In name, if not circumstance, Trout was based on the real-life writer Theodore Sturgeon, whom nobody seems to have a bad word to say about. But Farmer felt that he himself also had much in common with Trout, to the point that he easily identified with this fictional author. In fact, he identified with him so strongly, he decided to become Trout. At least in name, at least for a while. And let’s remember what Vonnegut claimed the moral of his novel Mother Night was, namely that we are who we pretend to be, so we should be careful who we pretend to be.

Rather impertinently at this point, I would like to inject here the observation that if Kilgore Trout had ever met the writer Greg Bear the stage would have been set for a symbolic wilderness scene of paw fishing that couldn’t ever really happen. Bears do fish for trout, don’t they? Or is it just salmon? Don’t mind me, I’m eccentric.

Anyway, Farmer’s idea was simple, but it was also bold, ingenious and daring. It was this: take one of the novels that the fictional Trout is described as having written and actually write it. Hey presto! Although Vonnegut’s paperback publisher, Dell, loved the idea, gaining permission from Vonnegut was a bit harder. It was almost as hard as escaping from the interior of the planet Mercury in a flying saucer, or traveling the entire length of the universe just to deliver the message, “Greetings!”

After sending many letters to Vonnegut in the days before email but never receiving a reply, Farmer finally got him on the phone.
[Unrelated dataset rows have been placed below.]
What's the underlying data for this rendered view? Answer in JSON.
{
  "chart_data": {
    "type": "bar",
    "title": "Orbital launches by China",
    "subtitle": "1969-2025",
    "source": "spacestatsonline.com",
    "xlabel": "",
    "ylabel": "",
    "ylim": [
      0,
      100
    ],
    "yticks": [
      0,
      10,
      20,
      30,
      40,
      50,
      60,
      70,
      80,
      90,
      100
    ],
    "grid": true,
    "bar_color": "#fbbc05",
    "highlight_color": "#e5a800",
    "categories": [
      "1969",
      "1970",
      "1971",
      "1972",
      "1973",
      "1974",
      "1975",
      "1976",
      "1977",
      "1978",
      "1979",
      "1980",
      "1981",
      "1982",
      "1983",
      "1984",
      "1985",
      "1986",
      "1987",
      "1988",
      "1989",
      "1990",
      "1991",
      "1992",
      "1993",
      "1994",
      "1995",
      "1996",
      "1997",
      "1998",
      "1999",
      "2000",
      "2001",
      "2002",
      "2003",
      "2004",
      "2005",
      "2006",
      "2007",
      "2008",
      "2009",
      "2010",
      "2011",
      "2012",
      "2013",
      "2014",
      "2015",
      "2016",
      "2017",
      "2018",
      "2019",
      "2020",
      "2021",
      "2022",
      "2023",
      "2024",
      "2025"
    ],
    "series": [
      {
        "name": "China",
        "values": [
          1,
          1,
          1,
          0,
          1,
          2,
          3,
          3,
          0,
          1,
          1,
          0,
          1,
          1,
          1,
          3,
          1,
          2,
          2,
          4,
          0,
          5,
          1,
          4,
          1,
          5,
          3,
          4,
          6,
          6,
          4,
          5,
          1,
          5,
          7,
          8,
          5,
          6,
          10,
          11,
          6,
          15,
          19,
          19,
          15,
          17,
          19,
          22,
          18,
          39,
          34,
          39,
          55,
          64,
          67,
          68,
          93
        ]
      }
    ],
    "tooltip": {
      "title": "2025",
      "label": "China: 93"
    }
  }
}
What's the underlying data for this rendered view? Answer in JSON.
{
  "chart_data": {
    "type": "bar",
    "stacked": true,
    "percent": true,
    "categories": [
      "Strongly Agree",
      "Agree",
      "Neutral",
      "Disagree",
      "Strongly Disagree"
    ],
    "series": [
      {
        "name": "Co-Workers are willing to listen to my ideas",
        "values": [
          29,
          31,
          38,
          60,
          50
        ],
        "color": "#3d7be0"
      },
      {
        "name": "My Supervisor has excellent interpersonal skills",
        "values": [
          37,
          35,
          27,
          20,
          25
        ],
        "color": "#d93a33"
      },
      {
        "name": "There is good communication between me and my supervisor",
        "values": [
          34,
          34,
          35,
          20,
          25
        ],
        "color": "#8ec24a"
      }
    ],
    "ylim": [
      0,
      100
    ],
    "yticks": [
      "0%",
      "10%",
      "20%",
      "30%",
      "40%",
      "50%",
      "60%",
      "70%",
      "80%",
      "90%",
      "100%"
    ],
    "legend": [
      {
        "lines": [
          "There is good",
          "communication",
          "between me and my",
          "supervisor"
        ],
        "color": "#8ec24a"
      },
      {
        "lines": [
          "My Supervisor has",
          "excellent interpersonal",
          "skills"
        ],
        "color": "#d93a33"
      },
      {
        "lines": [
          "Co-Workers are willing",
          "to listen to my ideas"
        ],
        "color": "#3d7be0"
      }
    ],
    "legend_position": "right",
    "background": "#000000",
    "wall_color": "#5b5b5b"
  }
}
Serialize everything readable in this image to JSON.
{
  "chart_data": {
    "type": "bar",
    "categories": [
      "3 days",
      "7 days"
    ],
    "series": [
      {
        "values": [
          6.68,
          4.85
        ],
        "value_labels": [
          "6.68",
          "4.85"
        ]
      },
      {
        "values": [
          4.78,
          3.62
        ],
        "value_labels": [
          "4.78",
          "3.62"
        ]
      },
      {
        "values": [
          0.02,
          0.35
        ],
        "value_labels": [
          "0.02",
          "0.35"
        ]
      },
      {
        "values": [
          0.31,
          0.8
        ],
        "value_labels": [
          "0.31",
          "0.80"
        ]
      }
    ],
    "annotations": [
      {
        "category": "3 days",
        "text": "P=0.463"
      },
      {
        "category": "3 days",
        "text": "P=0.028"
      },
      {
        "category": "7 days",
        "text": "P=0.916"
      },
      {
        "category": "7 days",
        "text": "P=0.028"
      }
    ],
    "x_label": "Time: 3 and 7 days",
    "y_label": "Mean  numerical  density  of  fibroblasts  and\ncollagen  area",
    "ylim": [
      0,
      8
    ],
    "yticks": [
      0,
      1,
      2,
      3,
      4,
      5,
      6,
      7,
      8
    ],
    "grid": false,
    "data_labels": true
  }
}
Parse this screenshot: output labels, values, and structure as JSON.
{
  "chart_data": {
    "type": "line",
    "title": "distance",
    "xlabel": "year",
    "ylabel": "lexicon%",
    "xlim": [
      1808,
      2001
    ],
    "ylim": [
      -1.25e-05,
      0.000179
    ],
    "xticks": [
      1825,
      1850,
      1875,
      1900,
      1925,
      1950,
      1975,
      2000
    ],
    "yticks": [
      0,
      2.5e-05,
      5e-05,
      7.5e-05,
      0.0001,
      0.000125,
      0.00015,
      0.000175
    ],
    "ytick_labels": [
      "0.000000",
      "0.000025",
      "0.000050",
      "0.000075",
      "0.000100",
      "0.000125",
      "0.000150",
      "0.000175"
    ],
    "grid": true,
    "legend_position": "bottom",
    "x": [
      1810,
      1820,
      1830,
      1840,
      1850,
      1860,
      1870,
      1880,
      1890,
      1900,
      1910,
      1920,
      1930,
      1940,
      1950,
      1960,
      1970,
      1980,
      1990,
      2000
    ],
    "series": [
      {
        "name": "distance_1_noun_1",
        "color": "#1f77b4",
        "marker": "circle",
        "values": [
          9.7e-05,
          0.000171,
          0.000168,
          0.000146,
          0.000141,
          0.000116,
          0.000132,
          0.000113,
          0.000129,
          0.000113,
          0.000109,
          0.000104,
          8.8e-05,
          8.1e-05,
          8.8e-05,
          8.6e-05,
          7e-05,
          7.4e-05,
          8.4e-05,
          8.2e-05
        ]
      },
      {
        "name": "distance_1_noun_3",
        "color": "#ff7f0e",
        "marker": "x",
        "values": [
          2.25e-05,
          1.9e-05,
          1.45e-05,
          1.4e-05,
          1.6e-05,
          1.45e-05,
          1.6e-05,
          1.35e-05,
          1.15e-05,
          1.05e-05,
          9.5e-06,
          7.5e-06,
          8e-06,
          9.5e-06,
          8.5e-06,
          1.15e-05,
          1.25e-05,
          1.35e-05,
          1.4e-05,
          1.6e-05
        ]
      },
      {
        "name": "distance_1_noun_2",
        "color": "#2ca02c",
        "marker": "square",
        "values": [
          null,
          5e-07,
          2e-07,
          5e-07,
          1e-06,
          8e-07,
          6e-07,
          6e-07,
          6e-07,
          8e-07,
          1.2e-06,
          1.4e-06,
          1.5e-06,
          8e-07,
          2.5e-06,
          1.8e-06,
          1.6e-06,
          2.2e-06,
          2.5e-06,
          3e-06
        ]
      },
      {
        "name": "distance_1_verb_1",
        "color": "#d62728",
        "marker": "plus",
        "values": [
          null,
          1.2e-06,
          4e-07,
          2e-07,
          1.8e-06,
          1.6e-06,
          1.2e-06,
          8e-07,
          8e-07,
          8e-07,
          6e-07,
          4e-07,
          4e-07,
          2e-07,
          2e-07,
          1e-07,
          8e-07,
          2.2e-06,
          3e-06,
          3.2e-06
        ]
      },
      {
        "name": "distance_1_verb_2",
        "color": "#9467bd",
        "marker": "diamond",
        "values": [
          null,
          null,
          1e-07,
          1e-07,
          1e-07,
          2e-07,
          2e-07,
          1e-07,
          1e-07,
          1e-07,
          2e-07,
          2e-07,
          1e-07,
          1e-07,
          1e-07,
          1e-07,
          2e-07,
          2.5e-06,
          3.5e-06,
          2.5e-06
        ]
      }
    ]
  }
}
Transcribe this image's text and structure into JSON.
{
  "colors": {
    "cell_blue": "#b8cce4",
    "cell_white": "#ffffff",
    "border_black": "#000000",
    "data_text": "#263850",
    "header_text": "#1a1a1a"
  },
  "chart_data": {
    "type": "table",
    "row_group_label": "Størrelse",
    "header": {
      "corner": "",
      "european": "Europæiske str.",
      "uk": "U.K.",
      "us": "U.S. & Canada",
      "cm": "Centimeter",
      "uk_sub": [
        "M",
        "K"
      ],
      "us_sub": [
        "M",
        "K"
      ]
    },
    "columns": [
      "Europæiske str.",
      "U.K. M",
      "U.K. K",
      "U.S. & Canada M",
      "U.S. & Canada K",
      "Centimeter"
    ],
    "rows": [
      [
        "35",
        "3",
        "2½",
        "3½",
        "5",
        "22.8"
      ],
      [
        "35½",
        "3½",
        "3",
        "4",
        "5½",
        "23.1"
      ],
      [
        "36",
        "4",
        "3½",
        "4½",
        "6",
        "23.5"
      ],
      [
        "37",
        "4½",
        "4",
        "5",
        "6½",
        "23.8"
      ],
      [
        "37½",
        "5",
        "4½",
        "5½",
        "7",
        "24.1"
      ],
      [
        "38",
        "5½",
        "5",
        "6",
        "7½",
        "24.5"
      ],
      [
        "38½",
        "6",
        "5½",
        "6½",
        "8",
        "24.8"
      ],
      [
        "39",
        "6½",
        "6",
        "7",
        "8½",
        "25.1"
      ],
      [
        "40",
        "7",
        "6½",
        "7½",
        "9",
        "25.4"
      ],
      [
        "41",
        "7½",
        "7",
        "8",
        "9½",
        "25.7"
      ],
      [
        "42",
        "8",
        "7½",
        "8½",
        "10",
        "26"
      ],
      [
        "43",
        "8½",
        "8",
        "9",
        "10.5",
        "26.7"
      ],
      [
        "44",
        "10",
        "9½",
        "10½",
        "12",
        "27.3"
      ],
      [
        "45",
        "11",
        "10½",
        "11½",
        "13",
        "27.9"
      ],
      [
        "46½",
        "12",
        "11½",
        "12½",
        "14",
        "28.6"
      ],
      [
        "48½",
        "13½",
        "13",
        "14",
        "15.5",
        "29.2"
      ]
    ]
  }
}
After a long conversation, Vonnegut reluctantly (and presumably curtly or even Kurtly) agreed to let Farmer borrow his creation. Lending creations is always fraught with danger! Will you get them back dog-eared and battered? Or spruced up and bettered? That’s the gamble!

Before we see what happens next, assuming you haven’t already skipped this paragraph like an impatient rascal, let’s back up just a bit. How much? This much, no more, no less. Mind out, paragraph reversing! Oops, crushed a pedestrian in the margins. His mind really is out right now. Anyway, long before Farmer decided to go all out and write a novel pretending to be Trout, he studied the fictional science fiction writer as intently as it’s possible to study a nonexistent personage. He read every novel by Vonnegut, apart from the ones that hadn’t yet been written, and compiled a comprehensive dossier on Trout. Then, filling in the missing data with his own invented “research,” Farmer wrote “The Obscure Life and Hard Times of Kilgore Trout: A Skirmish in Biography” (Moebius Trip, December 1971).